Directorate of Mining with the Commissioner of Mines at Svalbard
- Company type: Government agency
- Industry: regulation of and contribution to more efficient operation of businesses
- Founded: 1986
- Headquarters: Trondheim, Norway
- Area served: Norway
- Number of employees: 18 (2007)
- Parent: Norwegian Ministry of Trade and Industry
- Website: www.dirmin.no

= Norwegian Directorate of Mining =

Norwegian government agency

The Norwegian Directorate of Mining with the Commissioner of Mines at Svalbard (Bergvesenet med Bergmesteren for Svalbard) is a Norwegian government agency responsible for administrating the extraction of mineral resources within the kingdom. The directorate is subordinate to the Ministry of Trade and Industry and co-located with the Norwegian Geological Survey in Trondheim, with a separate office in Longyearbyen.
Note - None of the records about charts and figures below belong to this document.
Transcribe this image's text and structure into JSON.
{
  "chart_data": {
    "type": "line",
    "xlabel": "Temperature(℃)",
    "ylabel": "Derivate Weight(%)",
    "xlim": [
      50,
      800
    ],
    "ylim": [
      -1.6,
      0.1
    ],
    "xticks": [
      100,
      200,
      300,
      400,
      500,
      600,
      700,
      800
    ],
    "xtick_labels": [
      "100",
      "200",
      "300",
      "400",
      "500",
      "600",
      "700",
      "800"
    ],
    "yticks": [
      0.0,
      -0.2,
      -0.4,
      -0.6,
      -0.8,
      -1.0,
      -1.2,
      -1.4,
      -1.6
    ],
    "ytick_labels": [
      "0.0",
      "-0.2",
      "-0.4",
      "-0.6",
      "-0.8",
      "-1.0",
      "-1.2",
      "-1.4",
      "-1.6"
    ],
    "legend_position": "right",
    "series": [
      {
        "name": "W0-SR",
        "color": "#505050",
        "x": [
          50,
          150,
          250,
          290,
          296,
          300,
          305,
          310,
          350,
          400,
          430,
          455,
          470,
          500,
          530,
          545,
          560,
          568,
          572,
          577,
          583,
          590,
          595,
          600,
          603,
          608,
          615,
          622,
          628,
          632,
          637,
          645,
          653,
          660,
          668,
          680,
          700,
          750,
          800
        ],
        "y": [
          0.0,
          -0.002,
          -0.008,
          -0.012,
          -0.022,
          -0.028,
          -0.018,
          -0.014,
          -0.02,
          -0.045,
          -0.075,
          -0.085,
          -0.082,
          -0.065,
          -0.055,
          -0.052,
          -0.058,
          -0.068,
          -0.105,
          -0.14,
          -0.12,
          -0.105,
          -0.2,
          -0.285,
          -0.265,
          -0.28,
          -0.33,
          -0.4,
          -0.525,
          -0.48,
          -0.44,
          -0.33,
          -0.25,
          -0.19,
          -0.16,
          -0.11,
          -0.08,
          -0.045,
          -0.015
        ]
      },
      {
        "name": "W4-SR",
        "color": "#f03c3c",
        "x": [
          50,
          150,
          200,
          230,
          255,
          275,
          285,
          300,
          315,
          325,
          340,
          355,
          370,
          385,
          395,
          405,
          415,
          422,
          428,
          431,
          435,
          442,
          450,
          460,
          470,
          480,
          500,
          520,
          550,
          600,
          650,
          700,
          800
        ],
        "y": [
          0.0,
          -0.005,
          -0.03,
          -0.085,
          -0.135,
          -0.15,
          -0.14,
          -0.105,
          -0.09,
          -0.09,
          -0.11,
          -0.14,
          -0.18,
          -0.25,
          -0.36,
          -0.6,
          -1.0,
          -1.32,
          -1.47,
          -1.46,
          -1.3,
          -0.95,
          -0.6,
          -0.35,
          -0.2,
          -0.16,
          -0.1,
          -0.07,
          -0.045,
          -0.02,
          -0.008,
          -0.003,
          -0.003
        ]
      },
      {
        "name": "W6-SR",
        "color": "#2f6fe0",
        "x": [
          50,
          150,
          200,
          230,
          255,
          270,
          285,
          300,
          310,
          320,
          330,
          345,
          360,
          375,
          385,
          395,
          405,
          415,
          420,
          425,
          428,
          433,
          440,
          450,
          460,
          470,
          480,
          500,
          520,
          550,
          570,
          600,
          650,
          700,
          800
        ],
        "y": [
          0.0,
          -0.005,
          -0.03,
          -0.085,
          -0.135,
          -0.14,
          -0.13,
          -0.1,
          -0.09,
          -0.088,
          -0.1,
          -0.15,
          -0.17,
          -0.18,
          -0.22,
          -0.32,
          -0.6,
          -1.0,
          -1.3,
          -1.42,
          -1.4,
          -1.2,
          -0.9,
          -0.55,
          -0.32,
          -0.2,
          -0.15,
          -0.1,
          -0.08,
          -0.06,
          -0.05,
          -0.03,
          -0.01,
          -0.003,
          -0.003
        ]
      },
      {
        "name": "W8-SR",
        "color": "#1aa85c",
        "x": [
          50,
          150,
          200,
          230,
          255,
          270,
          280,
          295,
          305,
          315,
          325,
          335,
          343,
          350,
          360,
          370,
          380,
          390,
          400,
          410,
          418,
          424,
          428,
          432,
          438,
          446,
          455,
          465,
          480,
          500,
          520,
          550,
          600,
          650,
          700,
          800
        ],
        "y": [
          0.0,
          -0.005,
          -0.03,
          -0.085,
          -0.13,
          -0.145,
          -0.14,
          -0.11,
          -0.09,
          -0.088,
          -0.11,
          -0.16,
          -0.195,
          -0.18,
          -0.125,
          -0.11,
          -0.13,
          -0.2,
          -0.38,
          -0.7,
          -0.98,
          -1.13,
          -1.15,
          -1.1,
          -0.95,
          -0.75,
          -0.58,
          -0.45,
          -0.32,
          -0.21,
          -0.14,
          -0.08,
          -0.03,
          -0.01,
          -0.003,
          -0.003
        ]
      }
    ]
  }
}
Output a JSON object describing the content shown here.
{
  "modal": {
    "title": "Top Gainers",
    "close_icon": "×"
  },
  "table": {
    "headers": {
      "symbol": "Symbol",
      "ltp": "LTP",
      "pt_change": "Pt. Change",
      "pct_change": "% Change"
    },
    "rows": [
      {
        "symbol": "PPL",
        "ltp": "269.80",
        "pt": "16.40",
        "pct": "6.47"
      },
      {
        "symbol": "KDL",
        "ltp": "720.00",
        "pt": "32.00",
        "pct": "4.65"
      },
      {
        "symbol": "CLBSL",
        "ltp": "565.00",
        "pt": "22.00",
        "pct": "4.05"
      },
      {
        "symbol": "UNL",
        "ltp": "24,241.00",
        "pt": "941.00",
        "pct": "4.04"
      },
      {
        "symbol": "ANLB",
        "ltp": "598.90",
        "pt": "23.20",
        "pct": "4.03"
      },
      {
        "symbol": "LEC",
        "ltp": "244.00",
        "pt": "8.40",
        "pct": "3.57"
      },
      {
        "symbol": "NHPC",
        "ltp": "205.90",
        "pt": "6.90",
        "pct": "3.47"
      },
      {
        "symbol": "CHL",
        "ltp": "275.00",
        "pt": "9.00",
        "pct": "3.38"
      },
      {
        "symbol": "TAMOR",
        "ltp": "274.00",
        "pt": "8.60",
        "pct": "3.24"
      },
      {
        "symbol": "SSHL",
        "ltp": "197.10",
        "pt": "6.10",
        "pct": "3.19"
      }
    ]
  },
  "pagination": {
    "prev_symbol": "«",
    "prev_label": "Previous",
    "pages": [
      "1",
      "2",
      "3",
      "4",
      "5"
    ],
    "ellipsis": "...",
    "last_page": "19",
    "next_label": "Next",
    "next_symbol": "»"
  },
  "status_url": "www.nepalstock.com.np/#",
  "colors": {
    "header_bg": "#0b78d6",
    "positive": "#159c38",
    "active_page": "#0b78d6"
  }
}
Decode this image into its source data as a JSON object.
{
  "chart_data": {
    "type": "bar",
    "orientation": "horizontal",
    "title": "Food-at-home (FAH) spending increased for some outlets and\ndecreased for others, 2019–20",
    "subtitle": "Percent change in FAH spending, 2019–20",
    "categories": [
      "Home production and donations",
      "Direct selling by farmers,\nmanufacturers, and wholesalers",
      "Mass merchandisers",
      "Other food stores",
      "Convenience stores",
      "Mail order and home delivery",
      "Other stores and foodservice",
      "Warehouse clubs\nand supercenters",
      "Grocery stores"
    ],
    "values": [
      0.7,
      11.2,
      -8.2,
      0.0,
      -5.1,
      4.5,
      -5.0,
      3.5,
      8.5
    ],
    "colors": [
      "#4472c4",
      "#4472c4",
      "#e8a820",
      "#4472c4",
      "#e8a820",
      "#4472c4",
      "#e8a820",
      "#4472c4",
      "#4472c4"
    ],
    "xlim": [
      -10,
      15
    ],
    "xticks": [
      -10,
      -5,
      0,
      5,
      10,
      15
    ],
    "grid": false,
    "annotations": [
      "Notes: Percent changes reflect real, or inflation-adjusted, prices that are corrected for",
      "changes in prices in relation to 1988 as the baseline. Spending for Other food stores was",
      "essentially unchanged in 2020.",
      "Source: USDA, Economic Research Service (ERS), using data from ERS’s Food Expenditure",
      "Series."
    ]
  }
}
A total of 18 employees see to the administration of mining legislation, registering claims, approving mine plans and supervising the extractive industry. It is also the supervisory authority concerning environmental impact assessment for planned extraction.

==History==
The directorate was created in 1986 when the five mining authority districts were merged into one agency. This process was concluded in 1994. From 2003 the Commission er Mines at Svalbard was merged into the directorate.